800 dude wrote:
The mistake is putting every run that isn't a "workout" into the same LSD/maintenance bucket. There's room in a training schedule for a range of paces slower than MP.
If you're going 3 minutes/mile slower than MP, that's not "maintaining" anything. That's basically a recovery run.
.... Recovery running could be 90 seconds slower than MP, if it's not too long.
If you want to get an aerobic stimulus from your non-workout days, you should be running much faster than your recovery pace. Within around 40 seconds/mile of your MP. That's the very outer edge of when blood lactate levels will creep above baseline and muscle oxygen will start to dip (actually if you're in true PR marathon shape, you'd have to go faster still, but if you're in the middle of training and a ways from your goal race, 40 seconds is fine).

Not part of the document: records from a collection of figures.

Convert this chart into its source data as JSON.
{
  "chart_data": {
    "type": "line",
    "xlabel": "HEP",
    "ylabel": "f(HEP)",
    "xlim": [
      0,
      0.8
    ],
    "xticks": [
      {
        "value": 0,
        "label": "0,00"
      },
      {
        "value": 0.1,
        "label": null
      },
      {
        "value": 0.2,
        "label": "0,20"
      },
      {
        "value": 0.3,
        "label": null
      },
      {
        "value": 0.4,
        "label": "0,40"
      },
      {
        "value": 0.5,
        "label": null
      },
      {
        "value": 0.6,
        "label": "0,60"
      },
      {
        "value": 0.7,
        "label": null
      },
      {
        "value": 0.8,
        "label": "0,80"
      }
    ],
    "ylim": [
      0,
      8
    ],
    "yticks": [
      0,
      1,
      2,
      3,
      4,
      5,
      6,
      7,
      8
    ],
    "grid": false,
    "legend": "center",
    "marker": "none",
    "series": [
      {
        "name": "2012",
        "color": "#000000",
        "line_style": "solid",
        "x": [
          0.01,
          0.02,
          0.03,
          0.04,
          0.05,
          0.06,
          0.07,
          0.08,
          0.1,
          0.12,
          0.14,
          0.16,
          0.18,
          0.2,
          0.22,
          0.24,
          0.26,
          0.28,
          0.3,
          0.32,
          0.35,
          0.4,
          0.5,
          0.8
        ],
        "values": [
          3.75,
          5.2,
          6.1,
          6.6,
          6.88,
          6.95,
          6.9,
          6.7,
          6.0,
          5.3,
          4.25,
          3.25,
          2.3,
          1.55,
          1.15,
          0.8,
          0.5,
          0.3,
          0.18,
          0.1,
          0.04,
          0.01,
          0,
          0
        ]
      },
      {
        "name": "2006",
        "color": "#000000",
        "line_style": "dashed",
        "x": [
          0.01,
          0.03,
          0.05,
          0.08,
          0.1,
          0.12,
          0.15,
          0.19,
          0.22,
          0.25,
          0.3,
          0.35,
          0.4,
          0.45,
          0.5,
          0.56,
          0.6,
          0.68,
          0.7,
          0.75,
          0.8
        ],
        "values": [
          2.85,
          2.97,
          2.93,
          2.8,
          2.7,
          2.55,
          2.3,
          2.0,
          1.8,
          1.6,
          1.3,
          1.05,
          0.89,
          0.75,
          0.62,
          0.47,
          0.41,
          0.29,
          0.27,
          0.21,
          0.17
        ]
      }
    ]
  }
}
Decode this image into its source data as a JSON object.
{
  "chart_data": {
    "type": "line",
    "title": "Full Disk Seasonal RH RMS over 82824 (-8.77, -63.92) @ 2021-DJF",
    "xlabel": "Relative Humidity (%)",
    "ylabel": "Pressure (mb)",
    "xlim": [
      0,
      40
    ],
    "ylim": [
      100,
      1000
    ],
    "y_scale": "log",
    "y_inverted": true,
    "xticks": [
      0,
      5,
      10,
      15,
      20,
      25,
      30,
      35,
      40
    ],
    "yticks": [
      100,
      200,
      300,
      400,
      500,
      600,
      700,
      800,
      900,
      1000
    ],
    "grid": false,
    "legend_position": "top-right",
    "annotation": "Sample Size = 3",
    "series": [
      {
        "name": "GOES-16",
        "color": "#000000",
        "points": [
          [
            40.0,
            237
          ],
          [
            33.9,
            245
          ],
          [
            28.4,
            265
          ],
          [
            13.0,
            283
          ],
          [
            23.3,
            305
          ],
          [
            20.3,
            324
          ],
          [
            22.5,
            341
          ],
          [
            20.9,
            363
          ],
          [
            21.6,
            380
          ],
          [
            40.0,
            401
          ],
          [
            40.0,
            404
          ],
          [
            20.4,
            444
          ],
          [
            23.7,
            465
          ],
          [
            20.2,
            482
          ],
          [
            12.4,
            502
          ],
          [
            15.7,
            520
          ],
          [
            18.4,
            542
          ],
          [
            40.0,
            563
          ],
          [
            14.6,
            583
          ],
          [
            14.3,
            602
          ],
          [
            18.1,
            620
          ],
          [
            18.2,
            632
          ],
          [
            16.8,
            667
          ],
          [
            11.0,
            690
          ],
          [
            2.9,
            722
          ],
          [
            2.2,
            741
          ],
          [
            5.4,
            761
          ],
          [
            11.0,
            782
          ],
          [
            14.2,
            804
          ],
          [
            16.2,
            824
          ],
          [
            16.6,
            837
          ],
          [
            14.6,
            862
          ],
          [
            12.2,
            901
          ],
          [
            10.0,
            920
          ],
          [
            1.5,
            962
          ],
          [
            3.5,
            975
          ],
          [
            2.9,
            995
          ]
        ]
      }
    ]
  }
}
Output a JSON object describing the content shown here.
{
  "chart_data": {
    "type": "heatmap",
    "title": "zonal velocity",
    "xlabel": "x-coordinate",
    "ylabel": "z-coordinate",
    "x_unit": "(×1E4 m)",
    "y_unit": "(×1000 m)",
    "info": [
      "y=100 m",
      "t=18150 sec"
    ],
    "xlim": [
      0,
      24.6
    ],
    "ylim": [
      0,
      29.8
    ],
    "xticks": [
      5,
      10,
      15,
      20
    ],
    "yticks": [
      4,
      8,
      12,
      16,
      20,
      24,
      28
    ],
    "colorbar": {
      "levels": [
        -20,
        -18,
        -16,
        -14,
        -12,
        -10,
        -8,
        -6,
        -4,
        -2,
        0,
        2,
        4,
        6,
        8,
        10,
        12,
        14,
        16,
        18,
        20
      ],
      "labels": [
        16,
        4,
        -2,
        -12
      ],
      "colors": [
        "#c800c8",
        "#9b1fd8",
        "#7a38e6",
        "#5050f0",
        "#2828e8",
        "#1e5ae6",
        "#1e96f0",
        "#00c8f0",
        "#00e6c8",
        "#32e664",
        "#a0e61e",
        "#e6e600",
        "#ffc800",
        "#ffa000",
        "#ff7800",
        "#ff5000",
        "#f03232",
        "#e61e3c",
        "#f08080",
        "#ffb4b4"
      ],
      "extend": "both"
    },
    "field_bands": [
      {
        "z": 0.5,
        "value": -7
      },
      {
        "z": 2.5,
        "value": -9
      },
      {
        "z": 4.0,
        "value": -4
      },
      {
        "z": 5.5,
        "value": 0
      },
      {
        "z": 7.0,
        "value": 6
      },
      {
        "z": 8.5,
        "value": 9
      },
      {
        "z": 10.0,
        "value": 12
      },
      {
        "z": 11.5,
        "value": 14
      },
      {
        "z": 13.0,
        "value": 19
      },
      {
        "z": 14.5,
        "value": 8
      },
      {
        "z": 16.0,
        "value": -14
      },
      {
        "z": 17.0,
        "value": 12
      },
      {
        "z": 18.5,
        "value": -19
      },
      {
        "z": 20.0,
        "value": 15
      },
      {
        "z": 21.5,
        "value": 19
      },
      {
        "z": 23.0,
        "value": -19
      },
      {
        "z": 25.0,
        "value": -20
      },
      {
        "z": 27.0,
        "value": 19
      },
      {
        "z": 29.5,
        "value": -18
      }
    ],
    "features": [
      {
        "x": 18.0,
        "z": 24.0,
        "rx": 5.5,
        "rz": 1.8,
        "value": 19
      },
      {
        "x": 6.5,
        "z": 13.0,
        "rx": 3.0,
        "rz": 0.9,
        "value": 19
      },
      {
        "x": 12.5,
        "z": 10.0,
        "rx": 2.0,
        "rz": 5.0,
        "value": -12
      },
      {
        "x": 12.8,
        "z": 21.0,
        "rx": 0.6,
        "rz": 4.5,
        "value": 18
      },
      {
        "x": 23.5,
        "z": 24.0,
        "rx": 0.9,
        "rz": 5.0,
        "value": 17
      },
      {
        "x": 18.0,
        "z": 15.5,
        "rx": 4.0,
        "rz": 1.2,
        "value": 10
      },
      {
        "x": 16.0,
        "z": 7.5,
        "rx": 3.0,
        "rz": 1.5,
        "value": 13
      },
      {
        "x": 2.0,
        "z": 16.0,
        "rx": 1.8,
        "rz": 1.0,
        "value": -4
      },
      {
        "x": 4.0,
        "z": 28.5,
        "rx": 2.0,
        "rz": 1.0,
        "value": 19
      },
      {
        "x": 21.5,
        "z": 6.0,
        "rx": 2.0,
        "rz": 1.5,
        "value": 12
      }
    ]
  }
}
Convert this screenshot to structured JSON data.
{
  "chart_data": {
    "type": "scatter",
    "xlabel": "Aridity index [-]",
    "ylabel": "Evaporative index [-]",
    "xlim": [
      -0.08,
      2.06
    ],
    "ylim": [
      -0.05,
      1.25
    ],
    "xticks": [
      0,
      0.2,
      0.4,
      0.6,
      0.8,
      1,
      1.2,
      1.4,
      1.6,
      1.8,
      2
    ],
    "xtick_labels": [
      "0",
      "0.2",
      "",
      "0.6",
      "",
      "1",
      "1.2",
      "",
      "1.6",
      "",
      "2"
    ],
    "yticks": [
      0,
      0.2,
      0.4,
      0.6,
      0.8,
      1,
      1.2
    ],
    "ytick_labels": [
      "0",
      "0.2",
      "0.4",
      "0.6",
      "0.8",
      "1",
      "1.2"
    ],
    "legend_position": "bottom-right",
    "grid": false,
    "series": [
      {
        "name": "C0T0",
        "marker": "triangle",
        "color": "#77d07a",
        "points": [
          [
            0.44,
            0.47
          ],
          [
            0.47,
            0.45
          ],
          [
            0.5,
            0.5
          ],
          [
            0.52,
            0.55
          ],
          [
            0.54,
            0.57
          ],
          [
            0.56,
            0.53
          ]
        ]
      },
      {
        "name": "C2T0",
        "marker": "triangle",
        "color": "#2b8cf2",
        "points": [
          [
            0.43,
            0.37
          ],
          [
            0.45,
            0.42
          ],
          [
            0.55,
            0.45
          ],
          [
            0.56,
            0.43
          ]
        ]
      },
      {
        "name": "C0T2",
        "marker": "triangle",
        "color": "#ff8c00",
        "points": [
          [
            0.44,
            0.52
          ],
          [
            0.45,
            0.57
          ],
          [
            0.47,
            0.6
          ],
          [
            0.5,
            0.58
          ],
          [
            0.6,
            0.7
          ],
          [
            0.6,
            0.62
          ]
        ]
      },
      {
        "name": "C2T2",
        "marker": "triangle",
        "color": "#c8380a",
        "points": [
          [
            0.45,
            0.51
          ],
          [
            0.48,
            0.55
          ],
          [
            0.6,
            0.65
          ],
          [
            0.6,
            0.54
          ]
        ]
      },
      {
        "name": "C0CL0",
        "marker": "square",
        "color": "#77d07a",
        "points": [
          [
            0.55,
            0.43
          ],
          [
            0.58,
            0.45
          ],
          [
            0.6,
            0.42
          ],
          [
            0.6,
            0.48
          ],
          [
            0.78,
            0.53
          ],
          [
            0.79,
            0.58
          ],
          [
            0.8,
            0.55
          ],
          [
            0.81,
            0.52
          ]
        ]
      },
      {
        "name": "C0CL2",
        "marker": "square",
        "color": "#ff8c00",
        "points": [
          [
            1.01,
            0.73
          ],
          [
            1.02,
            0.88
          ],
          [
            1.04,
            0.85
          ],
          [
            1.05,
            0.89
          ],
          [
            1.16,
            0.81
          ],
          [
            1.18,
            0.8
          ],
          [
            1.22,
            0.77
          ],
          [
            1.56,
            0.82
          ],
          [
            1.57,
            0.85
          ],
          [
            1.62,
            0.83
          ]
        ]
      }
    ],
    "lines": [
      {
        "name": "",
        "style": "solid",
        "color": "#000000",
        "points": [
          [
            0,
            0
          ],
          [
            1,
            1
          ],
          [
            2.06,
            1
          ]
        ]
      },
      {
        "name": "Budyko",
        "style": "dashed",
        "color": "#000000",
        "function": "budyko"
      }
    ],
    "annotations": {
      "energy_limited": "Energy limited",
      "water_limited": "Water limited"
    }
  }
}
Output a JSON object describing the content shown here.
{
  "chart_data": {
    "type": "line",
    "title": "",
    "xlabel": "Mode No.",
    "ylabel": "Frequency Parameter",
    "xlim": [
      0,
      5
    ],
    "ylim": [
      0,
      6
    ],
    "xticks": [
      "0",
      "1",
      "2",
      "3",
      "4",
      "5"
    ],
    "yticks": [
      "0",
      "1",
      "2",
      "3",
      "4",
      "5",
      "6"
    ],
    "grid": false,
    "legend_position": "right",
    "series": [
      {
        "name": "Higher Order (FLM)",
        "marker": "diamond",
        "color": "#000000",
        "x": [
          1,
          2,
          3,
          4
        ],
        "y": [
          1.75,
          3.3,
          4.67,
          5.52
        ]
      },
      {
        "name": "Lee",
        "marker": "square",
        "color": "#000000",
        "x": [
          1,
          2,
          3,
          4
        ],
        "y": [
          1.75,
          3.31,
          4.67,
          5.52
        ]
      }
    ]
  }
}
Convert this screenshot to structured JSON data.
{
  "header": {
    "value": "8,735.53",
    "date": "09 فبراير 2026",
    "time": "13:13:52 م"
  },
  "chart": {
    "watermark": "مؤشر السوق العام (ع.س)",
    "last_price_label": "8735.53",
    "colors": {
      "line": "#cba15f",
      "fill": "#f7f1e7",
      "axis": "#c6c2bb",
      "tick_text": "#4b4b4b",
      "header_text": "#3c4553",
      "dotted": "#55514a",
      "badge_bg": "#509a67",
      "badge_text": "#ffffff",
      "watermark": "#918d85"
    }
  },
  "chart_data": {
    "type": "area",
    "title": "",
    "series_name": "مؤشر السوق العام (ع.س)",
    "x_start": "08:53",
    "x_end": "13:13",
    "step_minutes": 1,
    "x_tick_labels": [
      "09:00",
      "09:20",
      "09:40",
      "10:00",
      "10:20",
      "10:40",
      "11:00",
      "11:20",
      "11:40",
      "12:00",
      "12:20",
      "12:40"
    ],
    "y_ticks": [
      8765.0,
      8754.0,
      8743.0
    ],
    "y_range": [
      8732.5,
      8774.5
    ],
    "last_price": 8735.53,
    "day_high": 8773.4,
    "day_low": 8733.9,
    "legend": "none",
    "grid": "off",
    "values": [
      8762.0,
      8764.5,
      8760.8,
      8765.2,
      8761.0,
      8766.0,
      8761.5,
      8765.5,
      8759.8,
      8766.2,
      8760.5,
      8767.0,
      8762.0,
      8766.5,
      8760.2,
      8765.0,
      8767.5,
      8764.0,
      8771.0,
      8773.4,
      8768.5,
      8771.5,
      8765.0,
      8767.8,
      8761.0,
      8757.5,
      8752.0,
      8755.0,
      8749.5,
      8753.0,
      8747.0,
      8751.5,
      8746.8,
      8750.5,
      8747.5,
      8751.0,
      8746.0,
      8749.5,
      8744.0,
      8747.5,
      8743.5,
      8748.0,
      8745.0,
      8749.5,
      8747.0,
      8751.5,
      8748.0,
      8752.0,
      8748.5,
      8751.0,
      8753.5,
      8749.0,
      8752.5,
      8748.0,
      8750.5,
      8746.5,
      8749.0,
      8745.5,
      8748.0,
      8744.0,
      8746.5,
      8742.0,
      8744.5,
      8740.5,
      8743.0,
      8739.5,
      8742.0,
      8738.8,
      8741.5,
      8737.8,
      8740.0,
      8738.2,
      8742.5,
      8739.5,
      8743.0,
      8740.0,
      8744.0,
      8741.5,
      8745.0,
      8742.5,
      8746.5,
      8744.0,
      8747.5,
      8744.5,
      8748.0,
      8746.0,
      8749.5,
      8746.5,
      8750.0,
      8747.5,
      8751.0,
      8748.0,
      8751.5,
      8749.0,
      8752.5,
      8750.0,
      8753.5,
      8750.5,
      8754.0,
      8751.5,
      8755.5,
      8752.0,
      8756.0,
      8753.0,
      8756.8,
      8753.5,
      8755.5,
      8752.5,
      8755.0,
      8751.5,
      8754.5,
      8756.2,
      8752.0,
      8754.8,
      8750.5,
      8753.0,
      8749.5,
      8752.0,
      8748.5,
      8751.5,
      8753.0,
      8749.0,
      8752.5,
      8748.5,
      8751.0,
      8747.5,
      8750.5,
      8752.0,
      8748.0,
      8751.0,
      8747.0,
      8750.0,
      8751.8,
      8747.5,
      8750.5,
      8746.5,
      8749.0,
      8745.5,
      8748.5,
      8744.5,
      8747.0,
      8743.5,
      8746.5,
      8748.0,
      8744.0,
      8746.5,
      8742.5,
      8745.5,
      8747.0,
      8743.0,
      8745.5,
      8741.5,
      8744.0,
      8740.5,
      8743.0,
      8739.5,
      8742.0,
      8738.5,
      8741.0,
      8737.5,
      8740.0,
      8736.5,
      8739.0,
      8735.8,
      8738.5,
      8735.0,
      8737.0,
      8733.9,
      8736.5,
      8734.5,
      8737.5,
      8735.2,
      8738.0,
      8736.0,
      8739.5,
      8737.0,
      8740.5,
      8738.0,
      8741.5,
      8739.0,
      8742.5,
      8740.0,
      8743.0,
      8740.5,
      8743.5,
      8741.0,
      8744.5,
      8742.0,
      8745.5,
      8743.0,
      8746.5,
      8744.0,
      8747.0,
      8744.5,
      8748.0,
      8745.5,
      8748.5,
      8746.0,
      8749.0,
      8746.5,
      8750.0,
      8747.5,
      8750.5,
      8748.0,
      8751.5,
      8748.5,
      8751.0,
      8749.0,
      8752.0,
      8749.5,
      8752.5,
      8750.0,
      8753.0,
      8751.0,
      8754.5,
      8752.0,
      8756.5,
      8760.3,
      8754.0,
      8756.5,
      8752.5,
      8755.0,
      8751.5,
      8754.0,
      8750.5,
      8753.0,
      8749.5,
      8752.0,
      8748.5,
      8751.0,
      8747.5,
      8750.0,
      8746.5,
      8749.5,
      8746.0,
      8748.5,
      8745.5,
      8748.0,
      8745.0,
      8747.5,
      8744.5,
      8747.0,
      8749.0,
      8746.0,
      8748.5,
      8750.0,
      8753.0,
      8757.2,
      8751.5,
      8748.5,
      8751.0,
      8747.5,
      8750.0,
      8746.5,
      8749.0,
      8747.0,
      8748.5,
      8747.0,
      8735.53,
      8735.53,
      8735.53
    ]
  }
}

I cut and pasted sections of this post because I liked the points it made about the different benefits from different paces.
I do think that there is a cost-balance equation associated with easy run pace - one that generates different answers for different runners. A more aggressive pace gives an aerobic stimulus, but at the cost of fatigue and interference with recovery. I personally run my non-workout days very slowly - usually around 9:00-9:30 pace (MP is 6:47). That's because I've learned that if I run my easy days faster than that, I gradually dig a hole.
OTOH, I'm sure there are runners who recover better than me who would be leaving something on the table if they ran their easy days as slow as I did. And there's also runners who would get stale if they ran that slow - Greg McMillan has a good article on this -
https://www.mcmillanrunning.com/are-you-a-fast-trainer-or-slow-trainer/However, I do think that those who run faster on their easy days would benefit from some self-examination - are you running that fast because you've experimented with different paces, and found that your training benefits the most from that pace? Or are you running that fast because of confidence issues/insecurity?
If the latter, then you need to fix that - both because your training might benefit from a different non-workout pace and because developing confidence and security in your choice of effort/pace is a skill that carries over to racing, especially the marathon.